It has been well established that siRNA duplexes have both on-target (to reduce expression of intended gene) as well as off-target activities (to reduce expression of nonintended genes). 7 A significant portion of false-positives from siRNA screens is likely due to off-target effects. 8 siRNA off-target effects have been linked to the mechanism of action for miRNAs, 9 in which a short sequence on the 5′ end of the RNAi duplex (the “seed region,” bases 2–8) is complementary to the 3′UTRs of multiple mRNAs, causing degradation of their associated transcripts.7,10 Because sequence matches as short as six nucleotides can result in down-regulation of a transcript, the number of off-target effects due to a single siRNA can number in the hundreds. Consistent with this, we show that seed-based off-target effects have significantly more influence on our screen of the Wnt pathway than on-target effects do.
To date, a workflow to distinguish true-positives from off-target false-positives that requires extensive postscreen experimental triage has been proposed and widely accepted. 11 These steps typically include testing of additional siRNA sequences, confirmation in multiple cell lines, and the matching of phenotypic assay results to changes in mRNA levels. Other groups have developed methodologies to address off-target effects by treating them as random occurrences and attempting to mitigate them by gathering data from multiple siRNAs targeting the same gene at the primary screen level. 12 Alternatively, approaches exist in which siRNAs containing seed regions that are present in a large number of 3′UTRs are avoided altogether. 10
To complement these existing approaches and to help address the high incidence of “promiscuous” seeds among top screening hits, we demonstrate a methodology called common seed analysis (CSA; software supplied in supplementary material), which uses siRNA seed region biases observed in the primary screening data to visualize and eliminate results from confirmation screens in which statistically significant off-target effects are present. CSA can be applied as part of the hit-prioritization process to eliminate clear off-target effects from consideration. Furthermore, this method can be readily implemented using existing siRNA screening libraries and does not require specific seed hexamer selection. We have applied this methodology to identify off-target effects in the context of a full-genome siRNA screen designed to identify new targets in the Wnt pathway by assaying for β-catenin, a signature gene in that pathway. 13
Materials and Methods
Genome-Scale siRNA Screen
To validate CSA for detection of siRNA off-targets, we applied the methodology to data generated previously in a genome-scale siRNA screen to identify genes involved in the regulation of the Wnt/β-catenin pathway.13,14 We describe the details of that screen only briefly and refer the reader to Chung et al. 14 for a more complete description of the methods used. The primary screen was run against both whole-genome (pools) and druggable (singles and pools) siRNA libraries using a human HT1080 sarcoma cell line engineered with a luciferase reporter coupled to a β-catenin promoter. This β-catenin-Luc reporter system was activated with conditioned media containing Wnt-3a. This assay was chosen to test the CSA methodology because it exhibited excellent transfection efficiency and had a robust assay window that allowed for miniaturization to a 1536-well nanoplate format. Miniaturization of the assay significantly increased plate throughput so that replicates were logistically feasible, even at the genome-scale primary screening stage.
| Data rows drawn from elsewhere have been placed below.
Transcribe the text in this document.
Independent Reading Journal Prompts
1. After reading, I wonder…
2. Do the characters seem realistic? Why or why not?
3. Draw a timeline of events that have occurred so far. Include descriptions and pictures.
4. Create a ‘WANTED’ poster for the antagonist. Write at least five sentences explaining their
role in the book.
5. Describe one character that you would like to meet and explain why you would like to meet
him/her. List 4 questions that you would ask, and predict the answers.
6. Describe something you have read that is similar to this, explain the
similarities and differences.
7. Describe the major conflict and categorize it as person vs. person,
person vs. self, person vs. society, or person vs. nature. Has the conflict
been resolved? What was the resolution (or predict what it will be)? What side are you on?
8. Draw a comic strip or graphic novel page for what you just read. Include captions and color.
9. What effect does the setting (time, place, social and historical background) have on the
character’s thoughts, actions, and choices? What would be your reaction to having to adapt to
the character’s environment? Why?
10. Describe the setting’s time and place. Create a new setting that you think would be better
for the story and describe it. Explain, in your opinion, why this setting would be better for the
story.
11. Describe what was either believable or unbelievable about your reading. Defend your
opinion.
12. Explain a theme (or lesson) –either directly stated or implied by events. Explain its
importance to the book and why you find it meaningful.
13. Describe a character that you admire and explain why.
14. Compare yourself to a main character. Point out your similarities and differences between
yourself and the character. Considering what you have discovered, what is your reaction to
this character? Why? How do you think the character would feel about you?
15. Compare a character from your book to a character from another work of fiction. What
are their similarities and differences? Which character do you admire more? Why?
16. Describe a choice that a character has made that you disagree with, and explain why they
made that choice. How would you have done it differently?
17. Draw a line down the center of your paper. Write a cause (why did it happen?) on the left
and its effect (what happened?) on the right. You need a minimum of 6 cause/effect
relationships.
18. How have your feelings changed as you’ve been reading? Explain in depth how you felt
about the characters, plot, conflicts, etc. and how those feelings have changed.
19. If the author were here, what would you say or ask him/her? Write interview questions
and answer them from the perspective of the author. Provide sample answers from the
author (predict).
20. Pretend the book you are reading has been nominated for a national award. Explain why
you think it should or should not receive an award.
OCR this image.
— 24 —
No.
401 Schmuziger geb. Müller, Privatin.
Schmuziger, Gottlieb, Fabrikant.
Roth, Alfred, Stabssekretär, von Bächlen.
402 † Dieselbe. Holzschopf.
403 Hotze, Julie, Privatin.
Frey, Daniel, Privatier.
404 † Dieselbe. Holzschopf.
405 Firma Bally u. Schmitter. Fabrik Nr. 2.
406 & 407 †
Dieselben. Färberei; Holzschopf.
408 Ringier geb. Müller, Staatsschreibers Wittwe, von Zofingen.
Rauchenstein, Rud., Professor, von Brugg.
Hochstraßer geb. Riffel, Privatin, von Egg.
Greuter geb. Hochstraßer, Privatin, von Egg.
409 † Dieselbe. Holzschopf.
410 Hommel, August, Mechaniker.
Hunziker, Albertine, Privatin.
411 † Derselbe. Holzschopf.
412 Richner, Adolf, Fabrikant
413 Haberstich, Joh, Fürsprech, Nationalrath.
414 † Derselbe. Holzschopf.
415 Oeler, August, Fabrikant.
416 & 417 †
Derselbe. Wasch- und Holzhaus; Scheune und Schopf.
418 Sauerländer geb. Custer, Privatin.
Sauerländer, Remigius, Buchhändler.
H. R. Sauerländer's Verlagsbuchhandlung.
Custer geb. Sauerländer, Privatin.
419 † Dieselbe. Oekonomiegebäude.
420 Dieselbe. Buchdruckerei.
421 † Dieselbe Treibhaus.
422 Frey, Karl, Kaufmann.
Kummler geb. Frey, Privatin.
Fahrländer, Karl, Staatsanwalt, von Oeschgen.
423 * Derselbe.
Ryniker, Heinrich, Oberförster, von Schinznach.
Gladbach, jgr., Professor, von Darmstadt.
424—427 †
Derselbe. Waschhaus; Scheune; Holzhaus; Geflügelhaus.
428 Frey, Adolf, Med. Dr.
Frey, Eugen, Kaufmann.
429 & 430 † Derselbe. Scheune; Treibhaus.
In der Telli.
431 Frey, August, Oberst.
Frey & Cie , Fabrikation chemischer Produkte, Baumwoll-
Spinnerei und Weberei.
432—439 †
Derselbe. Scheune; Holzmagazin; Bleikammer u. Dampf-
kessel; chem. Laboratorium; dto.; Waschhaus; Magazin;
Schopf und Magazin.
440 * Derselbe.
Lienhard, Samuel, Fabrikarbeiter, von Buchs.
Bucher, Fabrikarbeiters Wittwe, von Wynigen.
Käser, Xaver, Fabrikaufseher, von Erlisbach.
Assay results had a normal Gaussian distribution across the library and were scored based on Z*-score, which is founded on the median absolute deviation-based hit selection strategy described by Chung. 15 Following primary screening in triplicate, 1337 (6%) of the siRNA pools were selected from the whole-genome screen for further confirmation based on criteria that included potency, activity in a different cell line (data not shown), and input from biologists. The corresponding siRNA pools were then denconvoluted to their three component single siRNAs and retested in triplicate in the original assay.
siRNA Library
The custom whole-genome and druggable siRNA libraries used were synthesized by Sigma-Proligo, and all duplexes underwent quality control testing. The whole-genome library contained 22 102 pools (three siRNAs targeting the same gene in each pool), whereas the druggable library of 6605 siRNA pools was screened in two formats, both as pools and as individual siRNAs. The design algorithm used minimizes off-target effects 16 and increases siRNA efficiency. siRNA duplexes contain features including sequence asymmetry, repeat masking, masking of the 5′UTR, and restrictions on location in the 3′UTR and have undergone sequence alignment to eliminate siRNAs with at least 17 bp of complementarity to other genes. In addition, common sequence was targeted in genes with multiple splice forms.
Statistical Analysis
Previous work on detecting off-target seeds in siRNA screens has focused on finding seeds that are overrepresented in selected hits.
9
As a result, the seeds detected may depend on the threshold set for hits in the screen. We chose instead to analyze all seeds present in three or more pools in the screen and to evaluate each for evidence that it induces a bias in the assay results. Choosing an appropriate statistical test for bias in a continuous variable requires that we know if the data are normally distributed. In this case, use of the Shapiro-Wilk
17
test of normality revealed that some of the seed groups were nonnormal, leading us to use the nonparametric Kolmogorov-Smirnov statistical test to detect seed bias. Using Kolmogorov-Smirnov provides a
Results
Differentiating Sources of Variability
Genome-scale siRNA primary screens are typically implemented using pools of 3 or 4 siRNAs, each of which have independent sequences designed to target the same gene. 19 The rationale behind this strategy is to maximize the chance of at least one siRNA in the pool being active. In most cases, the behavior of the pool follows that of the most highly active single siRNA in the pool. 20 Therefore, it is reasonable to conclude that screening in pools of siRNA duplexes maximizes the possibility of identifying on-target hits in the assay. However, the use of pooled siRNAs in screens can also be confounding because of the possibility of multiple off-target effects being caused by the different oligonucleotides tested, which could negatively affect data reproducibility.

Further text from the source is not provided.